A proposta, de autoria do deputado Fábio Mitidieri, altera a lei 11.343/06, que institui o Sistema Nacional de Políticas Públicas sobre Drogas e que autoriza o plantio de vegetais como a maconha, denominada cannabis sativa, para fins científicos ou medicinais, em local e prazo determinado, mediante fiscalização.

O substitutivo aprovado legaliza o cultivo da Cannabis, com algumas restrições. O plantio poderá ser feito apenas por pessoas jurídicas (empresas, associações de pacientes ou organizações não governamentais). Não há previsão para o cultivo individual. Seguirão proibidos cigarros, chás e outros itens derivados da planta.

A discussão desse tema é para lá de polêmica. E não é por menos. Apesar de ter um apelo pela necessidade de acesso a determinado componente da maconha para o socorro de pacientes com doenças raras, os perigos advindos da aprovação de uma matéria sem maiores cuidados sobre esse plantio, pode significar sim a facilitação do cultivo para outras finalidades.

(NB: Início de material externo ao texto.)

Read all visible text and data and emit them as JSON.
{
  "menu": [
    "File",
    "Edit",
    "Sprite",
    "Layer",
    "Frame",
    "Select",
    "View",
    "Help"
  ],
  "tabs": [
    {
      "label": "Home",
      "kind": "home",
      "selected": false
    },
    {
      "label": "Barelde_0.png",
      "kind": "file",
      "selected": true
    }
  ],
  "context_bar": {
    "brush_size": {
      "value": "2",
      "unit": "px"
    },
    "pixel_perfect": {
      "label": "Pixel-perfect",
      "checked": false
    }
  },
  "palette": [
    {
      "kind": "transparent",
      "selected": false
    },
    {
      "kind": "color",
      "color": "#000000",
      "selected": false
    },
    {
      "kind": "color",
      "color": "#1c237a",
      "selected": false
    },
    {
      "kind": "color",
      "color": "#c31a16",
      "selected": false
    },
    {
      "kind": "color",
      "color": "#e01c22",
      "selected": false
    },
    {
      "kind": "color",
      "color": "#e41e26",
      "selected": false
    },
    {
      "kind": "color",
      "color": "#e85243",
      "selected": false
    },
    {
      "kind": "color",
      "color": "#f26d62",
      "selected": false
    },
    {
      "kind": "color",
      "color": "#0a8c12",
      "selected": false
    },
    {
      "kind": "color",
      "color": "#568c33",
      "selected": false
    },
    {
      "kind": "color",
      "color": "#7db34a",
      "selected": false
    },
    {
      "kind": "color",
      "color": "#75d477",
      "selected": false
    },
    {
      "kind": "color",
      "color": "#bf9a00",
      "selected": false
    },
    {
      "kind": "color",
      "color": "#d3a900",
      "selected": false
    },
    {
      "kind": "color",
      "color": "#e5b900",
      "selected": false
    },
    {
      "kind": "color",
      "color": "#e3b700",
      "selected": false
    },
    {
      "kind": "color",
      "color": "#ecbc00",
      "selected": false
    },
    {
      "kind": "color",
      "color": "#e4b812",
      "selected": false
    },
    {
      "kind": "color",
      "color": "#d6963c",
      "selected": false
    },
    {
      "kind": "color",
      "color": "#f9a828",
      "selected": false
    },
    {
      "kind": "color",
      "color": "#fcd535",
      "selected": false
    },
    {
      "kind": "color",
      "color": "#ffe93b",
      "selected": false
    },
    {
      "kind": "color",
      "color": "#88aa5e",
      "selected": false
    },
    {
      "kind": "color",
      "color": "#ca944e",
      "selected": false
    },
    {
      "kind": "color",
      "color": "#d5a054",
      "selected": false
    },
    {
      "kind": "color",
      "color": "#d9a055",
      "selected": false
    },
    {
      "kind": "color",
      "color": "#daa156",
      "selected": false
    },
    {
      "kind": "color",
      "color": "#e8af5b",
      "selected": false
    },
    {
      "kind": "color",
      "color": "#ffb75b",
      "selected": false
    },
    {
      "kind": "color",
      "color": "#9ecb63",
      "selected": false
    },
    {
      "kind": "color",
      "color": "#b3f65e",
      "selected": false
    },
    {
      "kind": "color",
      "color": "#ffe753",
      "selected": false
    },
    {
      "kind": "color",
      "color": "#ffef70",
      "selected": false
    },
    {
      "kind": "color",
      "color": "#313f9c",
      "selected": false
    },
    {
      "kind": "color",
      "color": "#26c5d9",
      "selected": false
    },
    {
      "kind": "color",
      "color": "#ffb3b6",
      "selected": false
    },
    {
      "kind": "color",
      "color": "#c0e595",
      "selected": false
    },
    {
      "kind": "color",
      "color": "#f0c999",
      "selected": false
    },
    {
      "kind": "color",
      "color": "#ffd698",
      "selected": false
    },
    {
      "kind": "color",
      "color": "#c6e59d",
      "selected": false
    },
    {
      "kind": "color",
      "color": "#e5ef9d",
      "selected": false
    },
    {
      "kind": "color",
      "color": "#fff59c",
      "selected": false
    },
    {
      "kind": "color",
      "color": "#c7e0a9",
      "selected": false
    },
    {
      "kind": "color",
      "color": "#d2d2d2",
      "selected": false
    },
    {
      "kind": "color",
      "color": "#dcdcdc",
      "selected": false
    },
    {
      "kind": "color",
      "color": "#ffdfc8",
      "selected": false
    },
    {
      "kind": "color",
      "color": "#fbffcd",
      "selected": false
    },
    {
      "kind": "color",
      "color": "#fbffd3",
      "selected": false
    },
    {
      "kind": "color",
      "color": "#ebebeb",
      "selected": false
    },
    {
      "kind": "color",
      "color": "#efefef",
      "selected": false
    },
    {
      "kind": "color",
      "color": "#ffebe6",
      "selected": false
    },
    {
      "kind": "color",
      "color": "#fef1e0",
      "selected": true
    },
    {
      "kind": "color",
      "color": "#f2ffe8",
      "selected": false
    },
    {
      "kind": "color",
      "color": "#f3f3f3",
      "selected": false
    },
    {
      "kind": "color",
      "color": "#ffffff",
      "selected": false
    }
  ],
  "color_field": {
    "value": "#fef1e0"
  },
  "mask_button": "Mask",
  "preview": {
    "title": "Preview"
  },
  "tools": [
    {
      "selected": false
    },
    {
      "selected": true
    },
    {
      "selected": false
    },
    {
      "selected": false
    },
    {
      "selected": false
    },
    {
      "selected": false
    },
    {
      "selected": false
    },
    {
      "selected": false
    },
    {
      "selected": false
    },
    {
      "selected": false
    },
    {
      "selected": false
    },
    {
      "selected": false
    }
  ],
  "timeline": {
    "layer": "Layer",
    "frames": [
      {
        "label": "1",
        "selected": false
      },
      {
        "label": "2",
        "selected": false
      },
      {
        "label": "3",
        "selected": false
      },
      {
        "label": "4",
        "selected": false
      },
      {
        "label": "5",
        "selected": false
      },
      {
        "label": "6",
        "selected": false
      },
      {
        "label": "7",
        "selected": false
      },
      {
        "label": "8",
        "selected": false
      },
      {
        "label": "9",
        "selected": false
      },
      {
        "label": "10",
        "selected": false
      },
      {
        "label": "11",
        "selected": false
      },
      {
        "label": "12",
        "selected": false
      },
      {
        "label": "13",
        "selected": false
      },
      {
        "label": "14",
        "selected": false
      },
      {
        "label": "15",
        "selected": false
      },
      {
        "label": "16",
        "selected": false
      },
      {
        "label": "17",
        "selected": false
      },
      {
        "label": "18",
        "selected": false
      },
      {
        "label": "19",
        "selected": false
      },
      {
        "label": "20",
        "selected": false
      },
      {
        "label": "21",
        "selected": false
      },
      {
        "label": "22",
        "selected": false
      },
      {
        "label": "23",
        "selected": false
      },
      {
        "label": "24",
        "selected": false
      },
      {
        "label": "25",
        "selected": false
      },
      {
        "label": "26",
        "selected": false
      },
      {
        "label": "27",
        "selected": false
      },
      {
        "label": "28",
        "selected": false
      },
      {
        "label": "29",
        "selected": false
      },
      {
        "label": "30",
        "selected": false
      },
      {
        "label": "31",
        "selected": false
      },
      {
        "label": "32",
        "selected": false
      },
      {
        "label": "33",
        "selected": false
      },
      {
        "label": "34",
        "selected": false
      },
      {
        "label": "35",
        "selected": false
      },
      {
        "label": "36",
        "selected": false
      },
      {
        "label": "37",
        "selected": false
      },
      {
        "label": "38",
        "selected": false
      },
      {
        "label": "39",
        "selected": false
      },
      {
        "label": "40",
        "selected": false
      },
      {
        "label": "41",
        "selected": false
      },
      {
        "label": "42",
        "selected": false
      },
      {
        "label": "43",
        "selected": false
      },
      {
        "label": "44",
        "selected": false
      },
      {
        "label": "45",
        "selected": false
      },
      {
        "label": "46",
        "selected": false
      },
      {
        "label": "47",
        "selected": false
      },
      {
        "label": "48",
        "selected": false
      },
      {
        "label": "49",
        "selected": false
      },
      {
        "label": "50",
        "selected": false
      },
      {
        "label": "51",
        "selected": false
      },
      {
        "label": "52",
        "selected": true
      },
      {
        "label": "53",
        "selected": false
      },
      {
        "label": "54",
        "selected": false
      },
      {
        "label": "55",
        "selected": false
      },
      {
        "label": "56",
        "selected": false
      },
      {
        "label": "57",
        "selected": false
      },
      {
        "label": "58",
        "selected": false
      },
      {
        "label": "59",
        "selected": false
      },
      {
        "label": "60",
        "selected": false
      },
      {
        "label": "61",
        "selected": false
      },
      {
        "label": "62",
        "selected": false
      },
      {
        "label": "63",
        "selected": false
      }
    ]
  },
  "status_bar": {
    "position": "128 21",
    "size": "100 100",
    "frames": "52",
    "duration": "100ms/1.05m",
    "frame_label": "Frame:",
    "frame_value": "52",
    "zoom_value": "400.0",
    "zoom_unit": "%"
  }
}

A maconha é uma planta rica em diferentes substâncias químicas. Algumas delas apresentam propriedades medicinais e também efeitos psicotrópicos, ou seja, que afetam nosso sistema nervoso central. Estima-se que a maconha possua mais de 400 componentes, sendo 60 deles conhecidos como canabinoides, que são os compostos psicoativos dessa planta.

Apesar dos canabinoides serem importantes por apresentarem propriedades terapêuticas, esses apresentam muitos problemas por estarem também relacionados com efeitos psicotrópicos. O uso de canabinoides pode gerar efeitos colaterais como alterações na memória, depressão e euforia, por exemplo. O canabidiol –composto químico encontrado na cannabis e utilizado para combater crises epilépticas– é apenas uma das 450 substâncias encontradas na maconha.

Um ponto a considerar é sobre a fiscalização do plantio. Como é possível acreditar que essa fiscalização será efetiva? Num país de dimensões continentais, onde nem mesmo o tráfico de drogas pesadas é totalmente coibido, haveria suficiente ação estatal para coibir plantação de maconha para outros usos que não o medicinal?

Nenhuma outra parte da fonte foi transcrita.